Going concern or concerned about going: why director’s communications have never been more important
By Charlie Ansdell, Managing Partner
Who’d be a company director at a time like this? 70% of British companies have furloughed staff according to the British Chamber of Commerce; research from SME bank Tide in early April showed that 37% of small businesses would run out of cash in just six weeks. To cap it off, the current furlough schemes (which directors can apply for) don’t include dividends, an important component of director remuneration.
Chancellor Rishi Sunak has admitted that not all businesses can be saved; directors may face the real prospect of their business failing and going into administration.
In turn, this presents directors with the prospect of a legal minefield. Company articles of association, market abuse rules and other legislation place specific duties of care and responsibilities on directors. Breaching these could lead to legal action being taken personally against directors.
Accordingly, directors need to be more diligent than ever about how they communicate with different stakeholders.
A minefield of regulation and responsibility
Directors working for listed businesses will be well aware of stock market disclosure requirements and of the Financial Conduct Authority’s (FCA) Market Abuse Regulation which impose strict rules on how and what companies communicate to the market. For example, London Stock Exchange premium listing principles include a provision that “a listed company must communicate information to holders and potential holders of its listed equity shares in such a way as to avoid the creation of a false market in those listed equity shares.”
In addition, in annual report and accounts, directors are required to issue a statement on the appropriateness of adopting a going concern basis of accounting and the director’s assessment of the prospects for the company.
In other words, directors have a responsibility to ensure they don’t misrepresent the trading prospects of their company and accurately supply information. This can be particularly challenging in current conditions, where almost daily changes in government policy, coronavirus statistics and market response can materially impact trading and share prices.
The FCA has announced that listed companies can have an extra two months to complete audited financial statements and has asked market participants not to draw ‘undue adverse inferences’ if companies use this additional time; whether they will or not is another matter.
Directors of listed businesses must ensure that, before communicating to the market, they are making an accurate representation of circumstances/ prospects and should always seek advice from their independent advisors.
Where duties are owed
While stock market rules are highly codified, directors face specific duties under the Companies Act 2006 to
- Act within their powers under the company’s articles of association
- Promote the success of the company for the benefit of its shareholders
- Exercise independent judgement
- Exercise reasonable care, skill and diligence
- Avoid or manage conflicts of interest (not accept benefits from third parties and declare interests in proposed/ existing transactions).

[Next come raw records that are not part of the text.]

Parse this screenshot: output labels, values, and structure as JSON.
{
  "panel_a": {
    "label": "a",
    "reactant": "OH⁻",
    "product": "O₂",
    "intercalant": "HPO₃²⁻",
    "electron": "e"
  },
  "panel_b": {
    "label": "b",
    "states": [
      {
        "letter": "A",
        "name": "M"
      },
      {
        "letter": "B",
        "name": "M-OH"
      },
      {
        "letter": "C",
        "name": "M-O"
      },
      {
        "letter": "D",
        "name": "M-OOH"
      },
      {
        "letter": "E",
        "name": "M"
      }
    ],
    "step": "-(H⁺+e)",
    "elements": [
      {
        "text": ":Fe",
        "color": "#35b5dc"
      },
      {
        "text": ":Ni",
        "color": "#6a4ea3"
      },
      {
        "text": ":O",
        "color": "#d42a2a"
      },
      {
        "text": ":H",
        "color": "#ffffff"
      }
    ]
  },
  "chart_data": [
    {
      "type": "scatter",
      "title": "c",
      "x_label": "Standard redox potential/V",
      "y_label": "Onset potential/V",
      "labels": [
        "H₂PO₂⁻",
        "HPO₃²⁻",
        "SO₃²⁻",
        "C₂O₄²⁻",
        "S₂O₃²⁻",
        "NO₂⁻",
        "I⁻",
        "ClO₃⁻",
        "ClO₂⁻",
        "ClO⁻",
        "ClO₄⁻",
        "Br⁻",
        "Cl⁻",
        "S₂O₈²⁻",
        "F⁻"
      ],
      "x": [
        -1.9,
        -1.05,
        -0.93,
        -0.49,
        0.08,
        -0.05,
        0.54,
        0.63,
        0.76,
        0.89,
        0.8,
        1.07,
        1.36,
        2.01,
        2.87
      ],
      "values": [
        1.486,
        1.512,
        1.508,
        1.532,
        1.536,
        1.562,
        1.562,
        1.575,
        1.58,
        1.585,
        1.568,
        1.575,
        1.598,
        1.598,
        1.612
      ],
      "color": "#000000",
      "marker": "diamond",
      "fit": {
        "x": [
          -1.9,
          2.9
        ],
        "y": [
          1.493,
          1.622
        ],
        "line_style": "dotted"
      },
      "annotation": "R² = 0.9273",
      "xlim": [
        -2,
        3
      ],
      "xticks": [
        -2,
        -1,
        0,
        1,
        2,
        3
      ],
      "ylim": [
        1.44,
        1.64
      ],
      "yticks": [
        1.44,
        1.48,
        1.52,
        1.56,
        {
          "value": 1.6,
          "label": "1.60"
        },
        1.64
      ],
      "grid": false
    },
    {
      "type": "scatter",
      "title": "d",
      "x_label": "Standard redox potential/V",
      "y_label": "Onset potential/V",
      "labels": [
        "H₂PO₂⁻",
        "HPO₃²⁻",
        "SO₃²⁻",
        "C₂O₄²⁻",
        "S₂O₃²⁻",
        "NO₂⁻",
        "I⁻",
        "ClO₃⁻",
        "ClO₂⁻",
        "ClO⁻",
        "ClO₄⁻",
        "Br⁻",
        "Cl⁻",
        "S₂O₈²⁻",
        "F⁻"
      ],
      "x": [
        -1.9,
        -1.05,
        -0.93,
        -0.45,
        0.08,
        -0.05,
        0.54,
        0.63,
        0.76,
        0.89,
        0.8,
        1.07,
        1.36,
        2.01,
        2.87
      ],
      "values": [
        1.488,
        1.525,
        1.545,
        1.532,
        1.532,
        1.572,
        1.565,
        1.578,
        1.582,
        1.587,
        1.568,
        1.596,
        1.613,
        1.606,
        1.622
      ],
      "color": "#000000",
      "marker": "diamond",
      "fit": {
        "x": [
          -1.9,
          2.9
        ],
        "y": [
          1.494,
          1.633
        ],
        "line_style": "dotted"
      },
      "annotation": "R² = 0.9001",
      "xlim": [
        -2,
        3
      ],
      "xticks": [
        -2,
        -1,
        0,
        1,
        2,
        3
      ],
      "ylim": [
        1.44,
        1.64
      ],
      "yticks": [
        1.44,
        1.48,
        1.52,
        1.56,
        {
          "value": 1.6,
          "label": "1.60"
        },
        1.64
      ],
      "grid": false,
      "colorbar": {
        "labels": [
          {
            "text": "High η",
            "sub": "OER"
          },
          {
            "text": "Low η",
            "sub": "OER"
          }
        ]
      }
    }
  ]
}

However, if a company ceases to become a going concern (i.e. it becomes insolvent or technically insolvent) then a director’s duties become to the creditors (not to shareholders or themselves).
The test of whether companies are insolvent or not is a technical accounting one. However, if a company is deemed insolvent then there is a question of whether it should keep trading or not. If a company continues to trade where it has no realistic prospect of avoiding insolvency, its directors could be accused of wrongful or fraudulent trading (though it is important to note that the government has announced plans to introduce legislation to temporarily suspend wrongful trading rules).
Transactions may also be scrutinised; any attempt to settle with a creditor preferentially or to sell off assets could later be challenged.
In this environment directors need to be extremely prudent in how they communicate; if they indicate to stakeholders that a company is a going concern when it faces insolvency, they may face legal action or regulatory sanction.
A reputational cost
Although directors may be reassured that Directors and Officers (“D&O”) liability insurer may cover a potential legal liability, any issue could ruin their reputation. The media, social media and other stakeholders will not treat kindly any director who is perceived to have misled them or not been transparent in their communications.
It is worth considering that in the post-pandemic world, there is likely to be a quest for “blame” – to discern heroes and villains from the crisis. While the NHS are likely to be portrayed as heroes, company directors may not be so fortunate. In surveys on trust, doctors and nurses routinely score top. Directors fare less well.
Already, wealthy owners who have furloughed staff have faced criticism from mainstream media; companies and universities have been pressured to return government loans.
In such a febrile, volatile and rapidly evolving situation, careful communication for directors has never been more important.